Don't let the excitement of a 'public health approach' become a Fyre Festival

Chris Wright
Friday, April 26, 2019

"Politics is a strong and slow boring of hard boards. It takes both passion and perspective" Max Weber.

Simple ideas are seductive. A fresh way of thinking is motivating and, when captured in memorable language, can be potent. Nothing would ever change without a compelling illustration of what the future could or should hold. But rhetoric alone doesn't solve problems and an emphasis on ‘why' and ‘what' without understanding ‘how' leads to disaster. We are surrounded by cautionary tales.

Exhibit 1, 2017's Fyre Festival. The vision of a luxury music festival on social media was enough to attract sponsors and bands, and sell 40,000 tickets. "If you brand it they will come." They did come, but the organisers had underestimated the mundane logistical realities of a three day event for 40,000 people: enough loos, hygienic food storage, smooth transport from the airport.

Exhibit 2, Theranos. Charismatic engineering undergraduate Elizabeth Holmes dropped out of Stanford to ‘disrupt blood testing'. She raised hundreds of millions for her medical technology company and her vision of democratising healthcare. With a single drop of blood, deposited in a convenient high street location, we would all have the power of early diagnosis, and know our susceptibility to hundreds of conditions. Stanford medicine professor Phyllis Gardner had explained to Elizabeth that this wasn't possible but the culture of ‘don't bring problems, bring solutions', and ‘move fast and break things', was more attractive. If one expert isn't saying what you want to hear, plenty of others can be found who will. 
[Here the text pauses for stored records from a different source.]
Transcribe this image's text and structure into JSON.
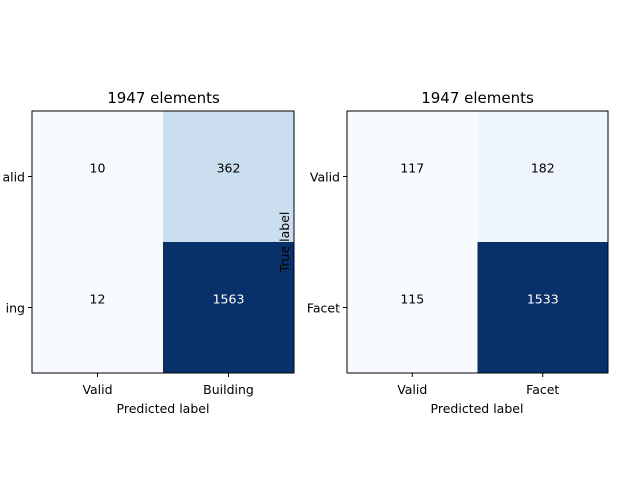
{
  "chart_data": [
    {
      "type": "heatmap",
      "title": "1947 elements",
      "xlabel": "Predicted label",
      "ylabel": "",
      "x_categories": [
        "Valid",
        "Building"
      ],
      "y_categories": [
        "Valid",
        "Building"
      ],
      "y_tick_labels_visible": [
        "alid",
        "ing"
      ],
      "values": [
        [
          10,
          362
        ],
        [
          12,
          1563
        ]
      ],
      "colormap": "Blues",
      "vmin": 10,
      "vmax": 1563,
      "text_dark": "#000000",
      "text_light": "#ffffff"
    },
    {
      "type": "heatmap",
      "title": "1947 elements",
      "xlabel": "Predicted label",
      "ylabel": "True label",
      "x_categories": [
        "Valid",
        "Facet"
      ],
      "y_categories": [
        "Valid",
        "Facet"
      ],
      "y_tick_labels_visible": [
        "Valid",
        "Facet"
      ],
      "values": [
        [
          117,
          182
        ],
        [
          115,
          1533
        ]
      ],
      "colormap": "Blues",
      "vmin": 115,
      "vmax": 1533,
      "text_dark": "#000000",
      "text_light": "#ffffff"
    }
  ]
}
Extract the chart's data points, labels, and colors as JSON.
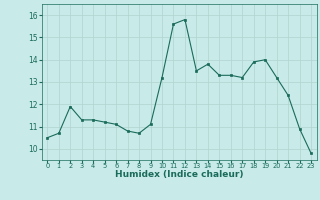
{
  "x_data": [
    0,
    1,
    2,
    3,
    4,
    5,
    6,
    7,
    8,
    9,
    10,
    11,
    12,
    13,
    14,
    15,
    16,
    17,
    18,
    19,
    20,
    21,
    22,
    23
  ],
  "y_data": [
    10.5,
    10.7,
    11.9,
    11.3,
    11.3,
    11.2,
    11.1,
    10.8,
    10.7,
    11.1,
    13.2,
    15.6,
    15.8,
    13.5,
    13.8,
    13.3,
    13.3,
    13.2,
    13.9,
    14.0,
    13.2,
    12.4,
    10.9,
    9.8
  ],
  "xlabel": "Humidex (Indice chaleur)",
  "line_color": "#1a6b5a",
  "bg_color": "#c8eae8",
  "grid_color": "#b0d4d0",
  "ylim": [
    9.5,
    16.5
  ],
  "xlim": [
    -0.5,
    23.5
  ],
  "yticks": [
    10,
    11,
    12,
    13,
    14,
    15,
    16
  ],
  "xtick_labels": [
    "0",
    "1",
    "2",
    "3",
    "4",
    "5",
    "6",
    "7",
    "8",
    "9",
    "10",
    "11",
    "12",
    "13",
    "14",
    "15",
    "16",
    "17",
    "18",
    "19",
    "20",
    "21",
    "22",
    "23"
  ]
}
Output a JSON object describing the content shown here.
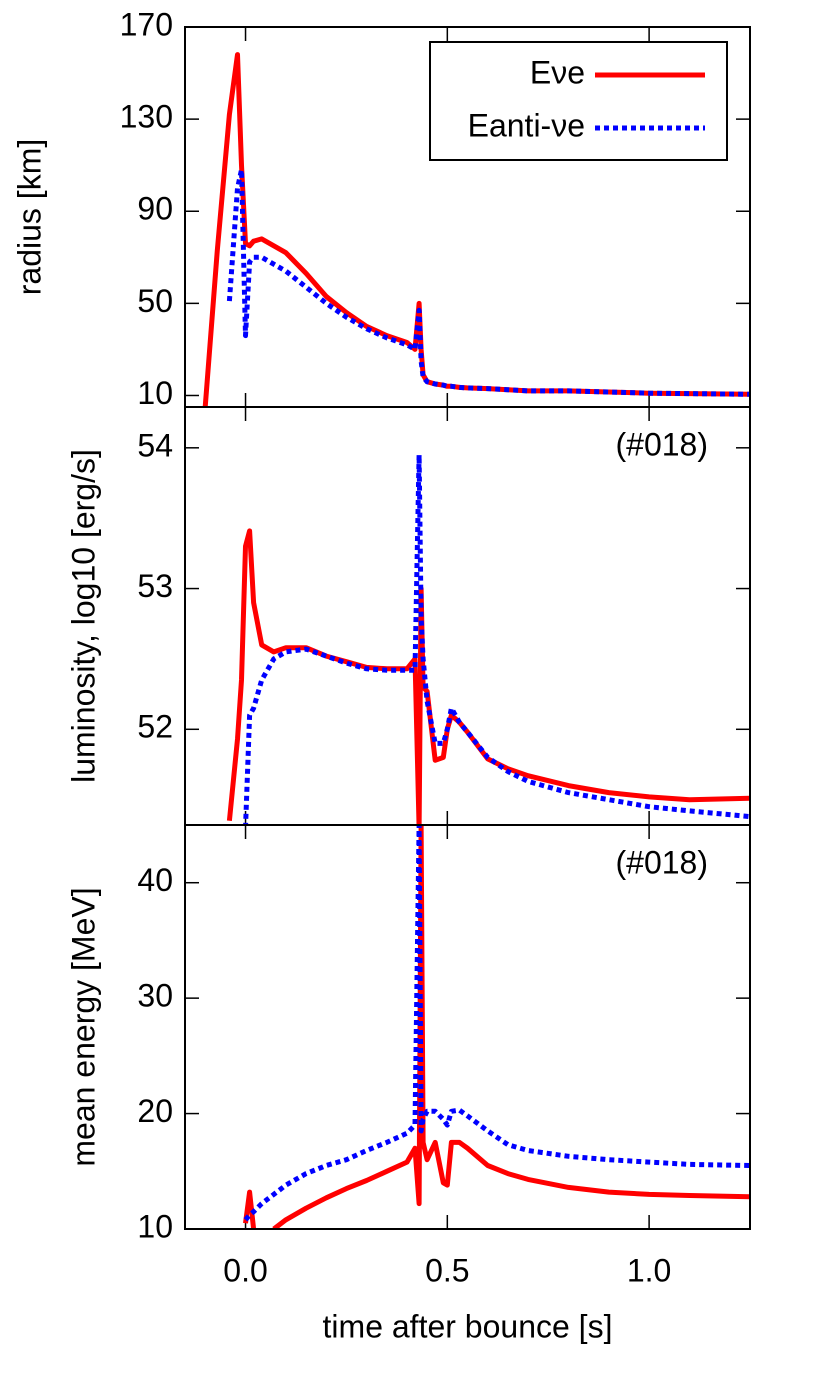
{
  "chart_data": [
    {
      "type": "line",
      "y_label": "radius [km]",
      "legend": "top-right",
      "x": [
        -0.1,
        -0.07,
        -0.04,
        -0.02,
        -0.01,
        0.0,
        0.01,
        0.02,
        0.04,
        0.07,
        0.1,
        0.15,
        0.2,
        0.25,
        0.3,
        0.35,
        0.4,
        0.42,
        0.43,
        0.435,
        0.44,
        0.45,
        0.47,
        0.49,
        0.5,
        0.51,
        0.53,
        0.55,
        0.6,
        0.65,
        0.7,
        0.8,
        0.9,
        1.0,
        1.1,
        1.25
      ],
      "xlim": [
        -0.15,
        1.25
      ],
      "ylim": [
        5,
        170
      ],
      "yticks": [
        10,
        50,
        90,
        130,
        170
      ],
      "series": [
        {
          "name": "Eνe",
          "color": "#ff0000",
          "line_style": "solid",
          "values": [
            5,
            73,
            132,
            158,
            110,
            76,
            75,
            77,
            78,
            75,
            72,
            63,
            53,
            46,
            40,
            36,
            33,
            30,
            50,
            30,
            19,
            16,
            15,
            14.5,
            14,
            14,
            13.5,
            13.3,
            13,
            12.5,
            12,
            12,
            11.5,
            11,
            10.8,
            10.5
          ]
        },
        {
          "name": "Eanti-νe",
          "color": "#0000ff",
          "line_style": "dotted",
          "values": [
            null,
            null,
            51,
            100,
            108,
            36,
            68,
            70,
            70,
            67,
            64,
            57,
            50,
            44,
            39,
            35,
            32,
            30,
            47,
            25,
            18,
            16,
            15,
            14.5,
            14,
            14,
            13.5,
            13.3,
            13,
            12.5,
            12,
            12,
            11.5,
            11,
            10.8,
            10.5
          ]
        }
      ]
    },
    {
      "type": "line",
      "y_label": "luminosity, log10 [erg/s]",
      "annotation": "(#018)",
      "x": [
        -0.1,
        -0.07,
        -0.04,
        -0.02,
        -0.01,
        0.0,
        0.01,
        0.02,
        0.04,
        0.07,
        0.1,
        0.15,
        0.2,
        0.25,
        0.3,
        0.35,
        0.4,
        0.42,
        0.43,
        0.435,
        0.44,
        0.45,
        0.47,
        0.49,
        0.5,
        0.51,
        0.53,
        0.55,
        0.6,
        0.65,
        0.7,
        0.8,
        0.9,
        1.0,
        1.1,
        1.25
      ],
      "xlim": [
        -0.15,
        1.25
      ],
      "ylim": [
        51.32,
        54.29
      ],
      "yticks": [
        52,
        53,
        54
      ],
      "series": [
        {
          "name": "Eνe",
          "color": "#ff0000",
          "line_style": "solid",
          "values": [
            null,
            null,
            51.35,
            51.93,
            52.35,
            53.3,
            53.41,
            52.9,
            52.6,
            52.55,
            52.58,
            52.58,
            52.52,
            52.48,
            52.44,
            52.43,
            52.43,
            52.5,
            51.3,
            53.0,
            52.3,
            52.27,
            51.78,
            51.8,
            52.0,
            52.1,
            52.05,
            51.98,
            51.79,
            51.72,
            51.67,
            51.6,
            51.55,
            51.52,
            51.5,
            51.51
          ]
        },
        {
          "name": "Eanti-νe",
          "color": "#0000ff",
          "line_style": "dotted",
          "values": [
            null,
            null,
            null,
            null,
            null,
            51.3,
            52.1,
            52.15,
            52.35,
            52.5,
            52.55,
            52.57,
            52.52,
            52.47,
            52.43,
            52.42,
            52.42,
            52.42,
            53.95,
            52.8,
            52.5,
            52.2,
            51.9,
            51.9,
            52.0,
            52.15,
            52.05,
            51.98,
            51.8,
            51.7,
            51.63,
            51.55,
            51.5,
            51.45,
            51.42,
            51.38
          ]
        }
      ]
    },
    {
      "type": "line",
      "y_label": "mean energy [MeV]",
      "x_label": "time after bounce [s]",
      "annotation": "(#018)",
      "x": [
        -0.1,
        -0.07,
        -0.04,
        -0.02,
        -0.01,
        0.0,
        0.01,
        0.02,
        0.04,
        0.07,
        0.1,
        0.15,
        0.2,
        0.25,
        0.3,
        0.35,
        0.4,
        0.42,
        0.43,
        0.435,
        0.44,
        0.45,
        0.47,
        0.49,
        0.5,
        0.51,
        0.53,
        0.55,
        0.6,
        0.65,
        0.7,
        0.8,
        0.9,
        1.0,
        1.1,
        1.25
      ],
      "xlim": [
        -0.15,
        1.25
      ],
      "ylim": [
        10,
        45
      ],
      "yticks": [
        10,
        20,
        30,
        40
      ],
      "xticks": [
        {
          "value": 0,
          "label": "0.0"
        },
        {
          "value": 0.5,
          "label": "0.5"
        },
        {
          "value": 1,
          "label": "1.0"
        }
      ],
      "series": [
        {
          "name": "Eνe",
          "color": "#ff0000",
          "line_style": "solid",
          "values": [
            null,
            null,
            null,
            null,
            null,
            10.5,
            13.2,
            10.0,
            null,
            10.0,
            10.8,
            11.8,
            12.7,
            13.5,
            14.2,
            15.0,
            15.8,
            17,
            12.2,
            45,
            17.5,
            16,
            17.5,
            14,
            13.8,
            17.5,
            17.5,
            17,
            15.5,
            14.8,
            14.3,
            13.6,
            13.2,
            13.0,
            12.9,
            12.8
          ]
        },
        {
          "name": "Eanti-νe",
          "color": "#0000ff",
          "line_style": "dotted",
          "values": [
            null,
            null,
            null,
            null,
            null,
            10.8,
            11.2,
            11.5,
            12.2,
            13.0,
            13.8,
            14.8,
            15.5,
            16.0,
            16.8,
            17.5,
            18.3,
            19.0,
            45,
            18.5,
            19.5,
            20.2,
            20.2,
            19.5,
            19.0,
            20.2,
            20.3,
            19.8,
            18.5,
            17.3,
            16.8,
            16.3,
            16.0,
            15.8,
            15.6,
            15.5
          ]
        }
      ]
    }
  ]
}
Why is this relevant to public service improvement? We are not immune from the fetishisation of innovation, or from lauding new and shiny things. Innovation should never be an end in itself. In tackling the oldest and hardest social problems - addiction, violence, crime - it's often the case that what's effective isn't a new idea, and what seems new and exciting might not be effective.

Exhibit 3, the current vogue of a ‘Public Health Approach' to youth violence. Intervene early, focus locally, work coherently in schools, social services, policing. It's very sensible, but by no means new.

On the one hand, that these principles are making it into headlines, speeches, and policy strategies is good news. On the other, the creation of a ‘legal duty to work together' is the equivalent of a Fyre Festival Instagram image. As Louisa Mitchell of the West London Zone knows, an effective local approach involves the ‘strong and slow boring of hard boards'. Ask Corin Morgan Armstrong about the factors of success behind HMP Parc's award winning Invisible Walls programme and he will likely cite the relationships of trust between prison and probation officers, local teachers, employers and charities, built over many years. He would be too modest to mention his own consistent, expert, leadership over nearly a decade. Leeds DCS Stephen Walker has cited similar local relationships, tenacity and consistency in explaining his outstanding achievement. Gary Wallace's work in Plymouth shows how to be more effective and efficient by trusting people to solve problems, using the simple tools of human relationships and time. 

Getting people across a whole community to understand a shared goal, and the specific part they need to play in it, is a slog. Visionary rhetoric is necessary but not sufficient. Helping them to make the necessary changes to the way they work, and carry on making them, is an even bigger slog. We can't expect it to happen overnight, and the work will continue long after the next shiny idea hits the news.

There is no one ‘vaccine' for youth violence. It's irresponsible for any of us (just as it was for Elizabeth Holmes and Billy Mcfarland) to pretend there are simple shortcuts. We can think innovatively, and encourage each other to innovate, while also valuing the basics. People with jobs, supportive friends and family, and somewhere to live, commit less crime. Let's spend less time ‘delivering innovation' and more time helping each other solve hard problems.